Божествам да приносят хлебные жертвы!
Без небреженья богов да содержат!

Единственным человеком, которому в Вавилоне могла угрожать ритуальная смерть, был, как это ни удивительно, сам царь — может быть, потому, что он в отличие от остальных людей обладал божественными функциями. Возможно, что в незапамятные времена в Месопотамии на празднике Нового года и впрямь убивали царей, когда они старели и их сакральная сила уменьшалась, — такой обычай существовал у многих народов. Кроме того, царь считался символически ответственным за все грехи и бедствия подданных, каковые грехи и должен был смыть своей кровью. Но к тому времени, о котором сохранились письменные свидетельства, в Вавилоне возникла традиция, согласно которой царь на праздновании Нового года становился на колени перед верховным жрецом, отдавал ему знаки своей власти и клялся, что ничем не согрешил против государства. В ответ жрец бил царя по щеке и дергал за уши, каковым ритуалом и заменялась возможная казнь правителя. После этого царю надлежало заплакать: это означало, что Мардук поверил клятве и разрешил царю остаться в живых и сохранить власть.

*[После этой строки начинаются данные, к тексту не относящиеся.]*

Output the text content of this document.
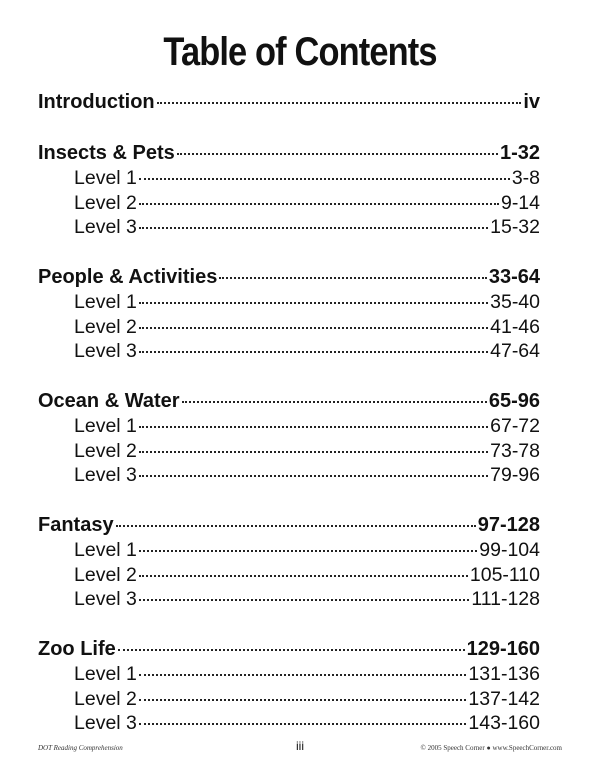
Table of Contents
Introduction	iv
Insects & Pets	1-32
Level 1	3-8
Level 2	9-14
Level 3	15-32
People & Activities	33-64
Level 1	35-40
Level 2	41-46
Level 3	47-64
Ocean & Water	65-96
Level 1	67-72
Level 2	73-78
Level 3	79-96
Fantasy	97-128
Level 1	99-104
Level 2	105-110
Level 3	111-128
Zoo Life	129-160
Level 1	131-136
Level 2	137-142
Level 3	143-160
DOT Reading Comprehension	© 2005 Speech Corner ● www.SpeechCorner.com
iii
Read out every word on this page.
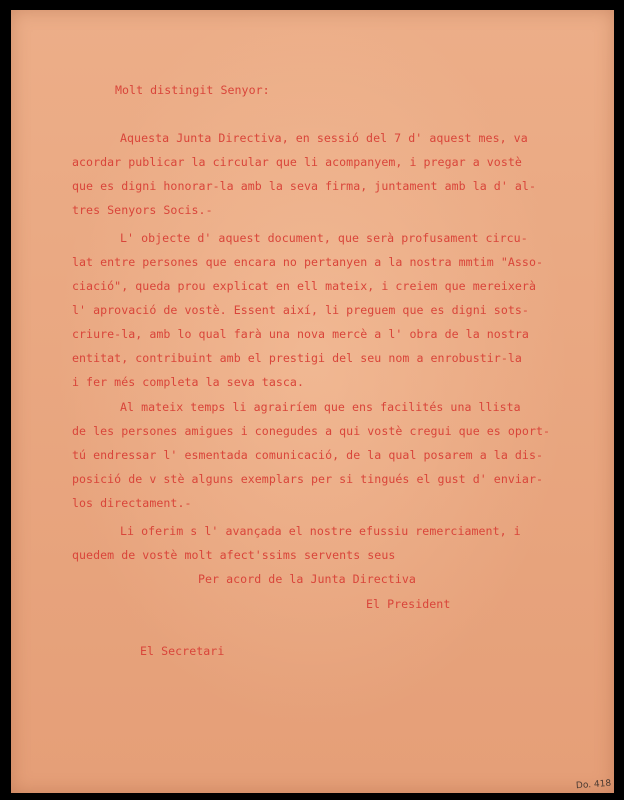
Molt distingit Senyor:
Aquesta Junta Directiva, en sessió del 7 d' aquest mes, va
acordar publicar la circular que li acompanyem, i pregar a vostè
que es digni honorar-la amb la seva firma, juntament amb la d' al-
tres Senyors Socis.-
L' objecte d' aquest document, que serà profusament circu-
lat entre persones que encara no pertanyen a la nostra mmtim "Asso-
ciació", queda prou explicat en ell mateix, i creiem que mereixerà
l' aprovació de vostè. Essent així, li preguem que es digni sots-
criure-la, amb lo qual farà una nova mercè a l' obra de la nostra
entitat, contribuint amb el prestigi del seu nom a enrobustir-la
i fer més completa la seva tasca.
Al mateix temps li agrairíem que ens facilités una llista
de les persones amigues i conegudes a qui vostè cregui que es oport-
tú endressar l' esmentada comunicació, de la qual posarem a la dis-
posició de v stè alguns exemplars per si tingués el gust d' enviar-
los directament.-
Li oferim s l' avançada el nostre efussiu remerciament, i
quedem de vostè molt afect'ssims servents seus
Per acord de la Junta Directiva
El President
El Secretari
Do. 418
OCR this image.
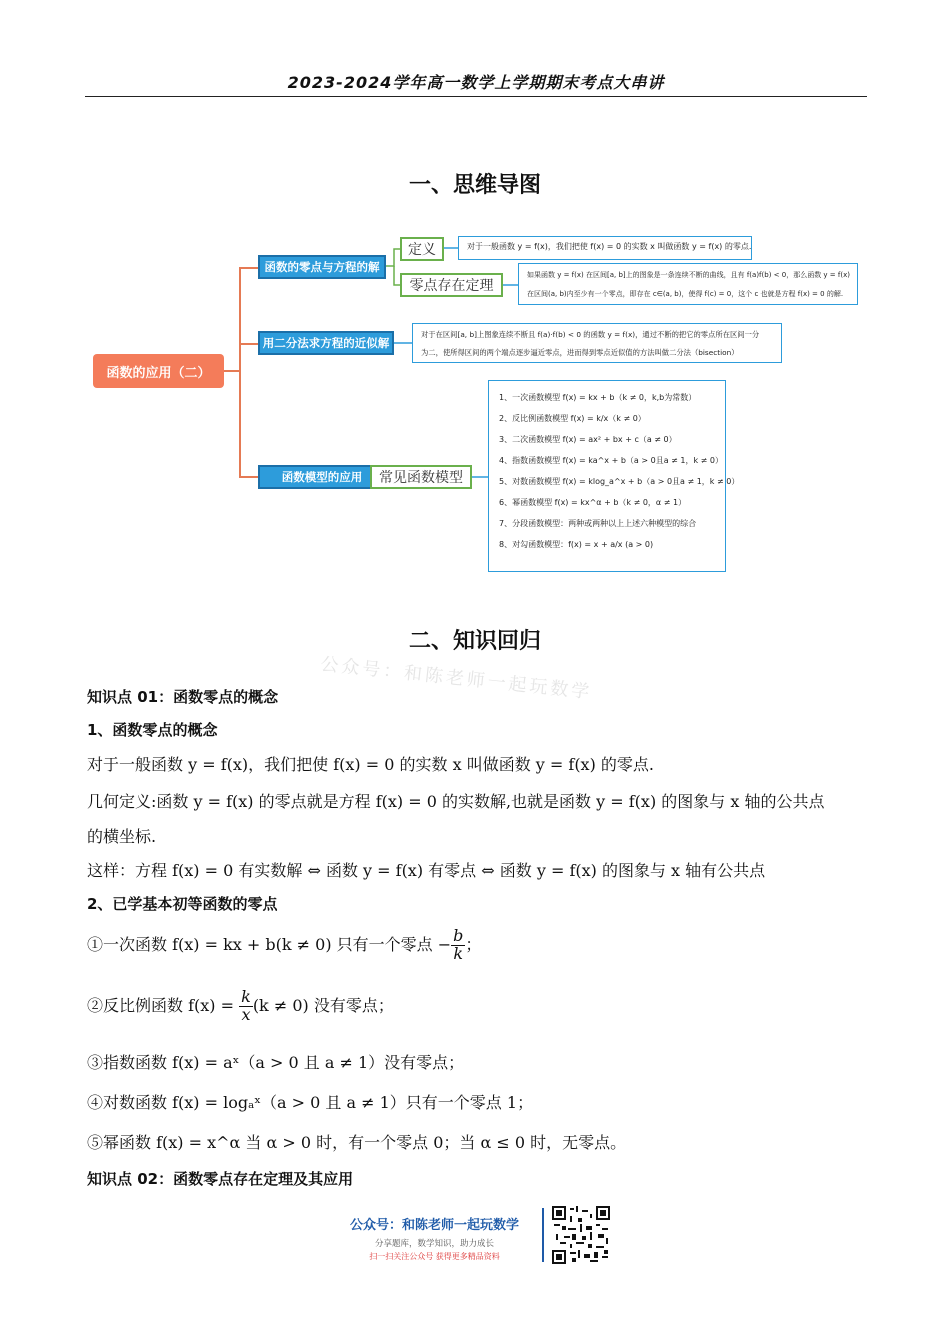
2023-2024学年高一数学上学期期末考点大串讲
一、思维导图
函数的应用（二）
函数的零点与方程的解
定义	对于一般函数 y = f(x)，我们把使 f(x) = 0 的实数 x 叫做函数 y = f(x) 的零点.
零点存在定理
如果函数 y = f(x) 在区间[a, b]上的图象是一条连续不断的曲线，且有 f(a)f(b) < 0，那么函数 y = f(x)
在区间(a, b)内至少有一个零点，即存在 c∈(a, b)，使得 f(c) = 0，这个 c 也就是方程 f(x) = 0 的解.
用二分法求方程的近似解
对于在区间[a, b]上图象连续不断且 f(a)·f(b) < 0 的函数 y = f(x)，通过不断的把它的零点所在区间一分
为二，使所得区间的两个端点逐步逼近零点，进而得到零点近似值的方法叫做二分法（bisection）
函数模型的应用	常见函数模型
1、一次函数模型 f(x) = kx + b（k ≠ 0，k,b为常数）
2、反比例函数模型 f(x) = k/x（k ≠ 0）
3、二次函数模型 f(x) = ax² + bx + c（a ≠ 0）
4、指数函数模型 f(x) = ka^x + b（a > 0且a ≠ 1，k ≠ 0）
5、对数函数模型 f(x) = klog_a^x + b（a > 0且a ≠ 1，k ≠ 0）
6、幂函数模型 f(x) = kx^α + b（k ≠ 0，α ≠ 1）
7、分段函数模型：两种或两种以上上述六种模型的综合
8、对勾函数模型：f(x) = x + a/x (a > 0)
二、知识回归
公众号：和陈老师一起玩数学
知识点 01：函数零点的概念
1、函数零点的概念
对于一般函数 y = f(x)，我们把使 f(x) = 0 的实数 x 叫做函数 y = f(x) 的零点.
几何定义:函数 y = f(x) 的零点就是方程 f(x) = 0 的实数解,也就是函数 y = f(x) 的图象与 x 轴的公共点
的横坐标.
这样：方程 f(x) = 0 有实数解 ⇔ 函数 y = f(x) 有零点 ⇔ 函数 y = f(x) 的图象与 x 轴有公共点
2、已学基本初等函数的零点
①一次函数 f(x) = kx + b(k ≠ 0) 只有一个零点 − $\frac{b}{k}$ ；
②反比例函数 $f(x) = \frac{k}{x} (k \ne 0)$ 没有零点；
③指数函数 f(x) = aˣ（a > 0 且 a ≠ 1）没有零点；
④对数函数 f(x) = logₐˣ（a > 0 且 a ≠ 1）只有一个零点 1；
⑤幂函数 f(x) = x^α 当 α > 0 时，有一个零点 0；当 α ≤ 0 时，无零点。
知识点 02：函数零点存在定理及其应用
公众号：和陈老师一起玩数学
分享题库，数学知识，助力成长
扫一扫关注公众号 获得更多精品资料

Впрочем, таким образом можно было отвести от царя необходимость только ритуальной смерти. Если же ему, согласно предсказаниям, грозила смерть настоящая, царя временно смещали с престола и вместо него «короновали» преступника или раба, на которого и должна была обрушиться кара судьбы. Если судьба с таковой карой медлила, вавилоняне брали функции Провидения на себя. Например, если царю предсказывали смерть через сто дней после его вступления на престол, то на сотый день «подменного царя» казнили, и все возвращалось на круги своя. Однажды такая практика привела к неожиданному результату: в начале второго тысячелетия до н. э. царь города Исин — Эрраимитти в качестве «подменного царя» посадил на престол садовника по имени Эллильбани. Но хитрость не помогла — Эрраимитти умер, объевшись горячей кашей. После чего Эллильбани, которого теперь не было смысла приносить в жертву судьбе и который был как-никак царем, хотя и «подменным», остался на троне.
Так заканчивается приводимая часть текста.